Let’s not forget the other type of state capture
The proposed partial privatisation of South African Airways (SAA) and the lifting of some restrictions on the private generation of electricity have caused a flurry of excitement among some journalists and business representatives. Privatisation is here with a “bang”, while “huge steps in one week get structural reform moving”. Cyril Ramaphosa even says “permit processes” must be cut from six months to three.
The country is desperate for good news, and there is some of it around. Annualised and adjusted growth of 4.6% in the first quarter was better than many expected, while various confidence indicators, including the agribusiness one, are improving.
But the problem with the “huge steps” view, which was expressed by Business Leadership SA a fortnight ago, is that it ignores a great deal else that is going on. Black economic empowerment and employment equity legislation are becoming more onerous. Amendments to equality legislation will lumber business and other entities with a host of new demands.
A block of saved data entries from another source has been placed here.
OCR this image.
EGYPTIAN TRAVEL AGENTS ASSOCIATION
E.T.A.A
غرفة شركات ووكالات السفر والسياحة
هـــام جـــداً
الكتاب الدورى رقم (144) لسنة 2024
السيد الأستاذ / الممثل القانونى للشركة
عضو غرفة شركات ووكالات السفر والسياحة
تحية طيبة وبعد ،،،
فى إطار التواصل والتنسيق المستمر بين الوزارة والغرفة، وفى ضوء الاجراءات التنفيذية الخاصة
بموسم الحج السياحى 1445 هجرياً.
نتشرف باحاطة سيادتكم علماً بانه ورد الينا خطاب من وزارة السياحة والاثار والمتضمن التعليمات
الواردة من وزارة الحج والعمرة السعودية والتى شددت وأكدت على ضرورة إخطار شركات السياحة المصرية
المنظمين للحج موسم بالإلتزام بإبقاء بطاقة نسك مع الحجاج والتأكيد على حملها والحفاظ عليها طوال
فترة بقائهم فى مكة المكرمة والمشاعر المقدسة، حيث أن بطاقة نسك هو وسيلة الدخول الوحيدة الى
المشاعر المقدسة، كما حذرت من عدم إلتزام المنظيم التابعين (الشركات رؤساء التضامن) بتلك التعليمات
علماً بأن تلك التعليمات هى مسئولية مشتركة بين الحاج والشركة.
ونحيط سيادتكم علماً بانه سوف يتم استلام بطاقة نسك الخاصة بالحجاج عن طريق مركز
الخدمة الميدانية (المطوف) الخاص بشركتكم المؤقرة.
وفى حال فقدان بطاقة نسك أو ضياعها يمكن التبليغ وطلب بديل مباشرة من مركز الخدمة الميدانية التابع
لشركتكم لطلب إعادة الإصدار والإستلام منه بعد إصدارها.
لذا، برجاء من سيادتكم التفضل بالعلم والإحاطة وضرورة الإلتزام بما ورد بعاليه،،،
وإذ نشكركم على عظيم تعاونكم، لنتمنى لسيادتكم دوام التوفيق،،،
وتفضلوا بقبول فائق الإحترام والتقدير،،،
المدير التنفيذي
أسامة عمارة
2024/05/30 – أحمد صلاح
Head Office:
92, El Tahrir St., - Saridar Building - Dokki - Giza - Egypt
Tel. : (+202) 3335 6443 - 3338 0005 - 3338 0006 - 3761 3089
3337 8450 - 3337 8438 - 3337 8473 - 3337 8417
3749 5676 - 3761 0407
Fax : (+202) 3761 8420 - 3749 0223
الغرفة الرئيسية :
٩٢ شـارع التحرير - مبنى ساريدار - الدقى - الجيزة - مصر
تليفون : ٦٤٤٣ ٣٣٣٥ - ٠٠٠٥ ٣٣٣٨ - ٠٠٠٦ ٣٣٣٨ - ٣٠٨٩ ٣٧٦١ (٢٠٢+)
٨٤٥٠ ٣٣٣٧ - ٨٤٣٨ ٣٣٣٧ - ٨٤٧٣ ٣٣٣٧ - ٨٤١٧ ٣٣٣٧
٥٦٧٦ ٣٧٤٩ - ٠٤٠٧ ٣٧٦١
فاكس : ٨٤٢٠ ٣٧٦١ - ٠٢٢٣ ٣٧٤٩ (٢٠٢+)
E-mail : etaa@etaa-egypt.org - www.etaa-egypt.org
More and more sectors of the economy will become subject to “master plans”. “Green industrialistion” will no doubt entail further restrictions.
As for privatisation, whatever benefits might arise from the sale of part of SAA will be outweighed by plans to nationalise private health care, the implications of which were spelt out in Daily Friend last week by my colleague Anthea Jeffery. The African National Congress (ANC) is also busy planning to empower the state to confiscate – in other words, nationalise – land and other private property.
So if privatisation is here with a “bang”, thanks to the proposals for SAA, nationalisation will soon be here with a much bigger bang unless the ANC and its various allies can be persuaded to abandon their planned assaults on health care and private property. The fiscal gains derived from selling off a chunk of SAA will be trivial when compared with the immense fiscal, economic, and human costs of nationalising health care and expropriating private property.